Il Pavillon Populaire è una storia della fotografia che ha trovato casa nel cuore della città. Spazio dedicato di Montpellier all'arte fotografica, gratuito e aperto a tutti, è diventato uno dei luoghi di riferimento per la fotografia contemporanea in Francia, accogliendo circa 100.000 visitatori all'anno. Dal 2011 funziona al ritmo di tre grandi mostre annuali — molte delle quali hanno lasciato il segno sia a livello locale che nazionale — guadagnandosi nel frattempo una reputazione ampia e indiscutibile. Sempre originali e mai viste altrove, ogni mostra è concepita specificamente per lo spazio con l'aiuto di curatori di fama internazionale, esplorando le molteplici forme, stili e usi della fotografia: la fotografia fine art del XX e XXI secolo, naturalmente, ma anche il reportage, la fotografia di stampa e moda, l'immagine pubblicitaria e propagandistica, e la fotografia documentaria di significato scientifico o commemorativo.

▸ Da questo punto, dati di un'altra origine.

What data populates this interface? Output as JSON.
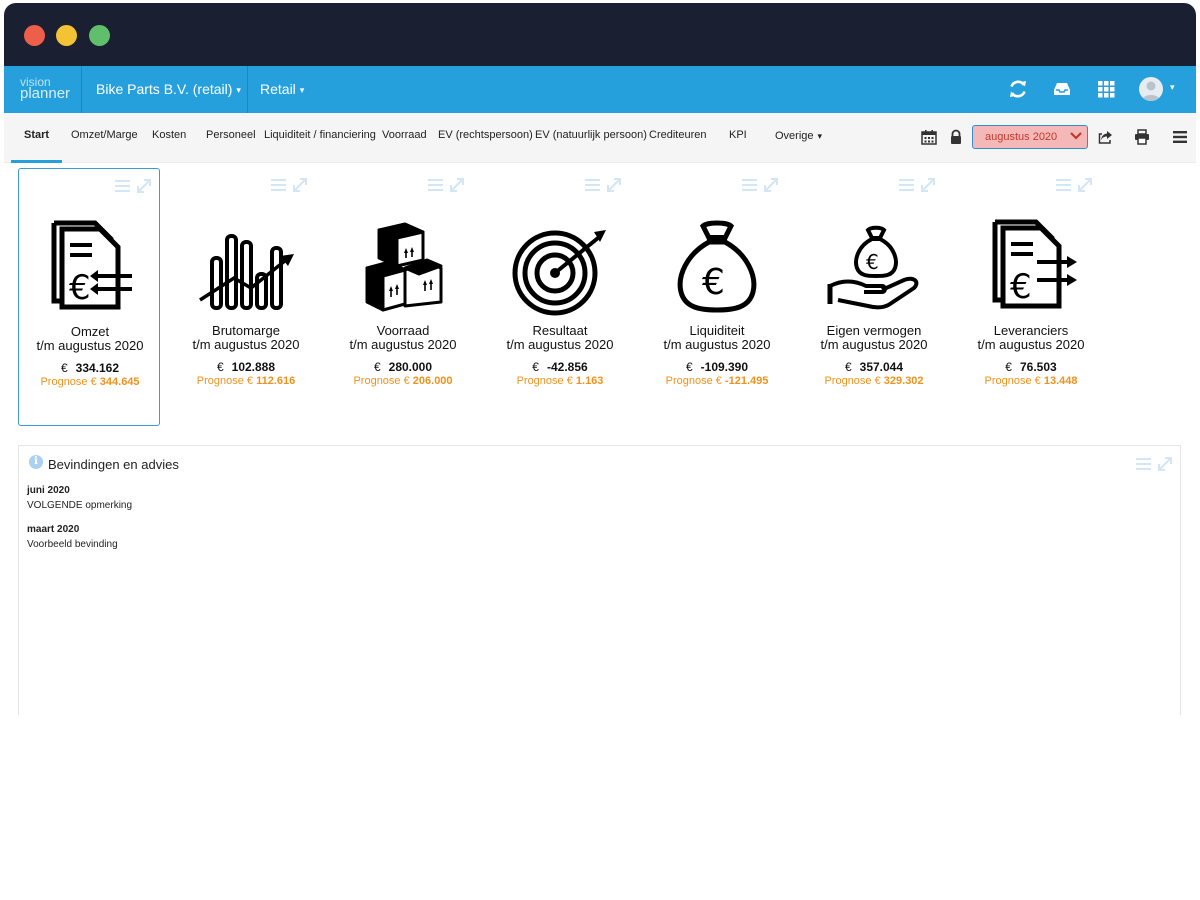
{
  "app": {
    "logo_line1": "vision",
    "logo_line2": "planner",
    "company": "Bike Parts B.V. (retail)",
    "module": "Retail"
  },
  "icons": {
    "header": [
      "refresh-icon",
      "inbox-icon",
      "apps-grid-icon",
      "user-avatar-icon"
    ],
    "toolbar": [
      "calendar-icon",
      "lock-icon",
      "share-icon",
      "print-icon",
      "menu-icon"
    ]
  },
  "tabs": [
    {
      "label": "Start",
      "active": true
    },
    {
      "label": "Omzet/Marge"
    },
    {
      "label": "Kosten"
    },
    {
      "label": "Personeel"
    },
    {
      "label": "Liquiditeit / financiering"
    },
    {
      "label": "Voorraad"
    },
    {
      "label": "EV (rechtspersoon)"
    },
    {
      "label": "EV (natuurlijk persoon)"
    },
    {
      "label": "Crediteuren"
    },
    {
      "label": "KPI"
    },
    {
      "label": "Overige"
    }
  ],
  "period": {
    "selected": "augustus 2020"
  },
  "currency": "€",
  "prognose_label": "Prognose €",
  "cards": [
    {
      "title": "Omzet",
      "subtitle": "t/m augustus 2020",
      "value": "334.162",
      "prognose": "344.645",
      "icon": "revenue-document-icon"
    },
    {
      "title": "Brutomarge",
      "subtitle": "t/m augustus 2020",
      "value": "102.888",
      "prognose": "112.616",
      "icon": "bar-trend-icon"
    },
    {
      "title": "Voorraad",
      "subtitle": "t/m augustus 2020",
      "value": "280.000",
      "prognose": "206.000",
      "icon": "boxes-icon"
    },
    {
      "title": "Resultaat",
      "subtitle": "t/m augustus 2020",
      "value": "-42.856",
      "prognose": "1.163",
      "icon": "target-icon"
    },
    {
      "title": "Liquiditeit",
      "subtitle": "t/m augustus 2020",
      "value": "-109.390",
      "prognose": "-121.495",
      "icon": "money-bag-icon"
    },
    {
      "title": "Eigen vermogen",
      "subtitle": "t/m augustus 2020",
      "value": "357.044",
      "prognose": "329.302",
      "icon": "hand-money-icon"
    },
    {
      "title": "Leveranciers",
      "subtitle": "t/m augustus 2020",
      "value": "76.503",
      "prognose": "13.448",
      "icon": "supplier-document-icon"
    }
  ],
  "findings": {
    "title": "Bevindingen en advies",
    "entries": [
      {
        "date": "juni 2020",
        "text": "VOLGENDE opmerking"
      },
      {
        "date": "maart 2020",
        "text": "Voorbeeld bevinding"
      }
    ]
  },
  "colors": {
    "titlebar": "#1b1f32",
    "appbar": "#26a0dc",
    "accent": "#26a0dc",
    "prognose": "#f0921c",
    "period_bg": "#f5b8b8"
  }
}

I nomi mostrati qui negli ultimi anni leggono come un elenco dei grandi del medium — Brassaï, Bernard Plossu, Patrick Tosani, Jakob Tuggener, W. Eugene Smith, Aaron Siskind, Denis Roche, Ralph Gibson, Raymond Depardon, Edward Burtynsky. Lungi dall'essere trascurate, le donne costituiscono circa la metà sia dei curatori invitati che degli artisti presentati, tra cui Hélène Hoppenot, Louise Dahl-Wolfe, Linda McCartney, e contemporanei come Valie Export, Lynne Cohen, ed Elina Brotherus. La rilevanza dei suoi soggetti, la qualità delle sue stampe, e la cura dedicata alla loro esposizione hanno fatto guadagnare al Pavillon il riconoscimento internazionale tra gli ambienti della fotografia e della stampa, costruendo un pubblico fedele e sempre crescente. Ogni mostra è accompagnata da un ampio programma di mediazione e da un catalogo di alta qualità distribuito dalle librerie francesi e straniere, in particolare quelle di musei e centri d'arte. E ogni maggio, la struttura ospita il festival Boutographies, organizzato dall'associazione Grain d'Image.

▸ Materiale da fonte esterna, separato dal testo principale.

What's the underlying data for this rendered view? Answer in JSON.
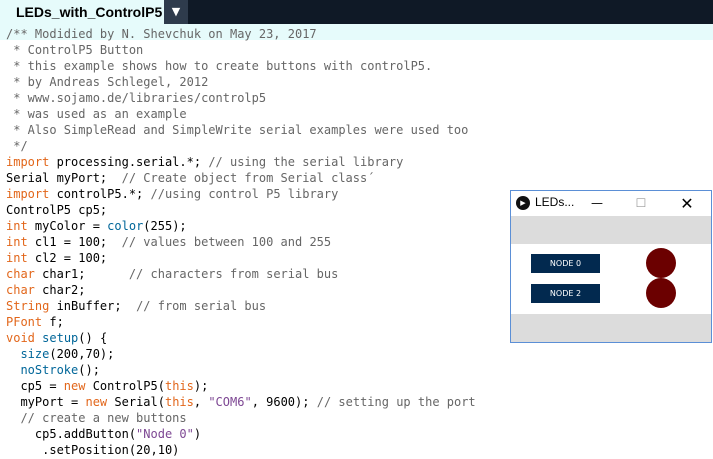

L'edificio stesso è un monumento. Progettato dall'architetto municipale Léopold Carlier (1839–1922) come "Cercle des étudiants" per l'Associazione Generale degli Studenti di Montpellier, questo gioiello neorinascimentale — decorato con sculture e un portico in pietra — è stato inaugurato nel 1891 e acquisito dalla Città nel 1905. Per gran parte del ventesimo secolo è stato il centro delle grandi festività popolari della città: la vittoria del Front Populaire è stata celebrata qui nel 1936, così come la fine di entrambe le Guerre Mondiali. Nel 1991 il municipio lo ha reimaginato come spazio espositivo dall'architetto François Pin, dove ha ospitato progetti fotografici associativi e successivamente le mostre temporanee del Musée Fabre durante la ristrutturazione di quel museo. Ripreso sotto la gestione diretta della Città nel 2010, ha raggiunto il prestigio internazionale sotto la direzione artistica di Gilles Mora — storico della fotografia, autore, cofondatore dei Cahiers de la photographie, e ex direttore delle Rencontres d'Arles — la cui programmazione ambiziosa ha portato i più grandi fotografi e le migliori collezioni a Montpellier. Dal gennaio 2026, questa direzione artistica è guidata da Luce Lebart, una storica, specialista di fotografia, curatrice e autrice.

Originale nei suoi soggetti, generosa nell'accesso, e ricca sia d'arte che di storia, il Pavillon Populaire è una tappa essenziale per chiunque desideri scoprire la fotografia in tutte le sue forme — proprio nel centro di Montpellier.